Quem escreveu não lê

Nos últimos anos, governantes por todos os cantos do País enchem a boca para anunciar que em seus municípios mais de 90% das crianças em idade escolar estão onde deveriam estar: na escola. Palmas. Outra façanha que sempre sobe aos palanques: a repetência e a evasão escolar caíram drasticamente. Mais palmas. O que não é dito assim com tanta pompa é que poucos são os municípios que aplicam na educação o percentual do orçamento definido em lei. E que só não existe um grande índice de repetência, e conseqüentemente de evasão, porque instaurou-se o chamado ciclo básico, pelo qual não se reprova em determinadas séries.

Uma ótima forma de manter os alunos na escola. E só. Pois o aprendizado que os meninos de hoje estão levando para o resto de suas vidas é cada vez mais deficiente, menos importante. Pesquisas mostram que quase 30% de todas as crianças que chegam à 4.ª série são os chamados analfabetos funcionais, pois aprenderam a técnica básica da leitura e da escrita, mas não sabem interpretar o que lêem e até o que escrevem. Ou seja, não recebem a mensagem escrita. Estarão sempre à margem da nossa era, a da informação. Adultos, vão engrossar o índice de analfabetos funcionais nas empresas. Segundo o professor Daniel Augusto Moreira, da Faculdade de Economia e Administração (FEA) da USP, a queda na produtividade nacional provocada pela incidência de analfabetismo funcional representa uma perda equivalente a US$ 6 bilhões anuais.
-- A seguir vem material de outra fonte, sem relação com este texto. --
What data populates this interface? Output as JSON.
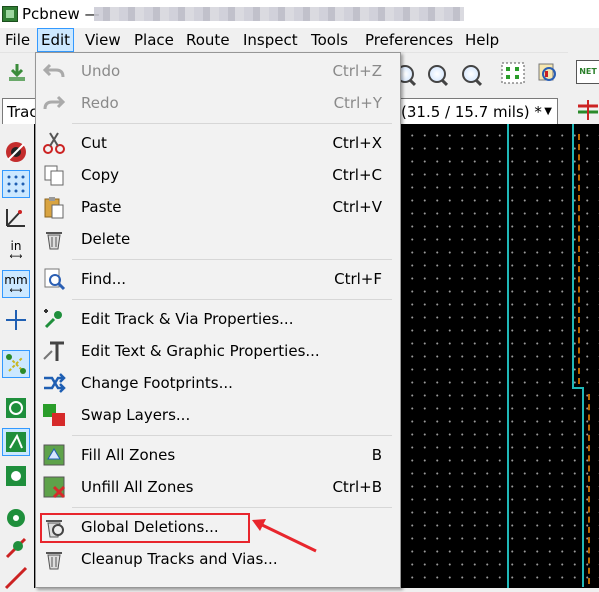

Uma mera política governamental que encampe a luta pela leitura pode trazer resultados maravilhosos para as futuras gerações. Que envolva desde a preparação dos professores para que estes passem o prazer de ler aos seus alunos e não só a obrigação da leitura, até campanhas voltadas às crianças, eventos que divulguem obras e escritores. Os meios de comunicação deveriam ser “convidados” a dar sua colaboração, divulgando ininterruptamente que o livro é um artigo barato (há pouco comprei uma penca de clássicos, de Lima Barreto a Arthur Azevedo, a R$ 1, 99 cada. Ou seja, é só gastar mais R$ 0,34 além de um vale-transporte para viajar durante dias por uma bela história), que existem milhões de livros nas bibliotecas públicas esperando ser abertos, que a leitura abre portas à imaginação, aumenta a capacidade de raciocínio, enfim, enriquece o leitor e o ajuda a questionar e a ser mais exigente.

Que tal uma campanha que junto ao Fome Zero ajude a criar a sede de leitura? Que peça junto com o quilo de alimento, um livro? Por que não um reality show que acompanhe um grupo de aspirantes no processo de escrever um livro? E se a TV parasse de mostrar quem lê como um ser anacrônico, o CDF, o gênio abobado e passivo? Que tal os ungidos da fama instantânea, em vez de lançarem sandalinhas e pulseirinhas, divulgarem seu nome patrocinando lançamentos de livros infantis? E se de cada ajuda milionária aos bancos (os malfadados Proers), o governo destinasse 1 por cento para o incentivo à leitura?

Tudo isso valeria a pena, afinal, preparar o futuro é uma questão sempre urgente. E além de ajudá-los a entender melhor o mundo, que maior legado poderíamos deixar aos nossos filhos?